One circumstance in which resection and end-to-end anastomosis should not be performed is the patient with a duodenal fistula. Satisfactory closure of these fistulas can be achieved with a bypass procedure, such as gastrojejunuostomy.

At the end of the operation, secure abdominal wall closure should be obtained. If the abdominal wall has been compromised, such as with partial destruction by sepsis, a plastic surgeon should be consulted to assist closure, and flaps may be necessary.

Phase 5: Healing

In the postoperative period, it is necessary to ensure that the patient continues to receive full nutritional support. Adequate protein and calories must be provided to maximize healing and minimize complications. Although enteral nutrition may be attempted early in the post-operative course, it is nearly impossible to meet the patient's entire nutritional demand by this route. Thus, postoperative care will most likely include parenteral and enteral supplementation in an overlapping manner.

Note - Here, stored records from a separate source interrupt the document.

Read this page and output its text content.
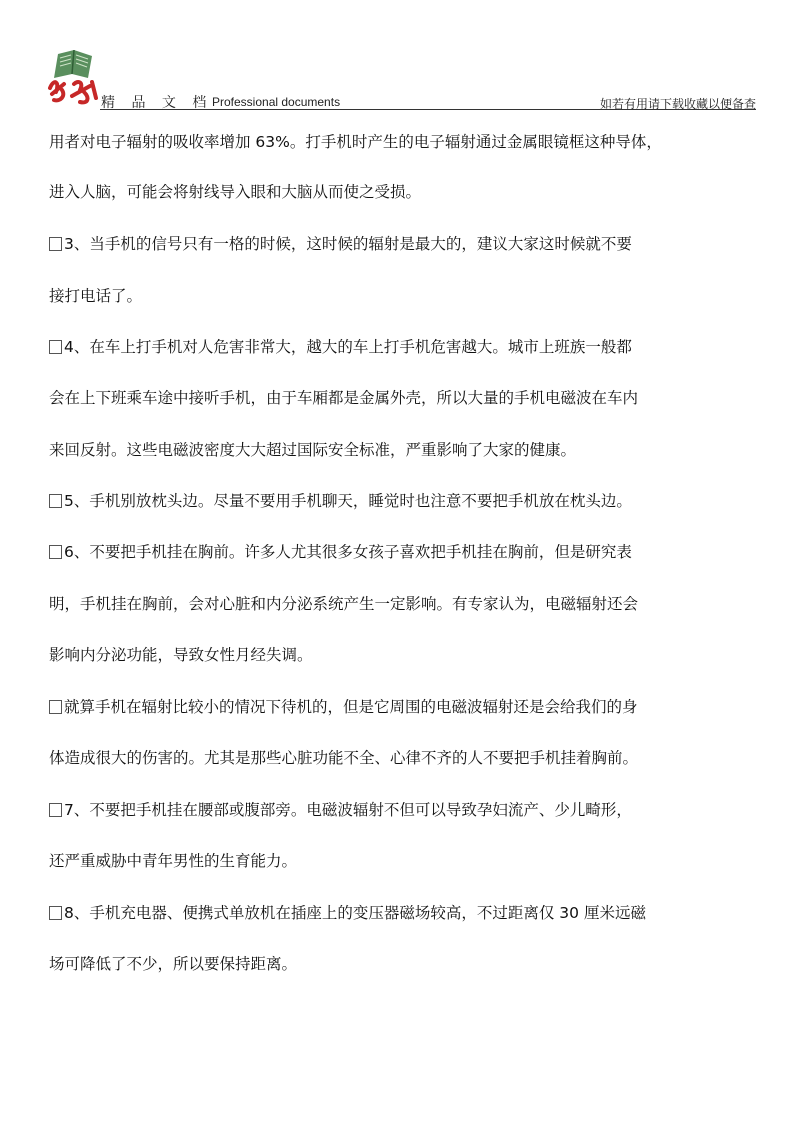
精 品 文 档 Professional documents	如若有用请下载收藏以便备查
用者对电子辐射的吸收率增加 63%。打手机时产生的电子辐射通过金属眼镜框这种导体，
进入人脑，可能会将射线导入眼和大脑从而使之受损。
3、当手机的信号只有一格的时候，这时候的辐射是最大的，建议大家这时候就不要
接打电话了。
4、在车上打手机对人危害非常大，越大的车上打手机危害越大。城市上班族一般都
会在上下班乘车途中接听手机，由于车厢都是金属外壳，所以大量的手机电磁波在车内
来回反射。这些电磁波密度大大超过国际安全标准，严重影响了大家的健康。
5、手机别放枕头边。尽量不要用手机聊天，睡觉时也注意不要把手机放在枕头边。
6、不要把手机挂在胸前。许多人尤其很多女孩子喜欢把手机挂在胸前，但是研究表
明，手机挂在胸前，会对心脏和内分泌系统产生一定影响。有专家认为，电磁辐射还会
影响内分泌功能，导致女性月经失调。
就算手机在辐射比较小的情况下待机的，但是它周围的电磁波辐射还是会给我们的身
体造成很大的伤害的。尤其是那些心脏功能不全、心律不齐的人不要把手机挂着胸前。
7、不要把手机挂在腰部或腹部旁。电磁波辐射不但可以导致孕妇流产、少儿畸形，
还严重威胁中青年男性的生育能力。
8、手机充电器、便携式单放机在插座上的变压器磁场较高，不过距离仅 30 厘米远磁
场可降低了不少，所以要保持距离。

After fistula closure, whether by spontaneous or surgical means, the patient will need to resume oral intake. This my be especially difficult in an individual who has had little or no oral intake for 4 to 6 weeks or more, and enlisting the assistance of a dietician and the patient's family is often helpful. Weaning enteral and parenteral nutritional supplementation and switching to nocturnal tube feeds may help to increase appetite.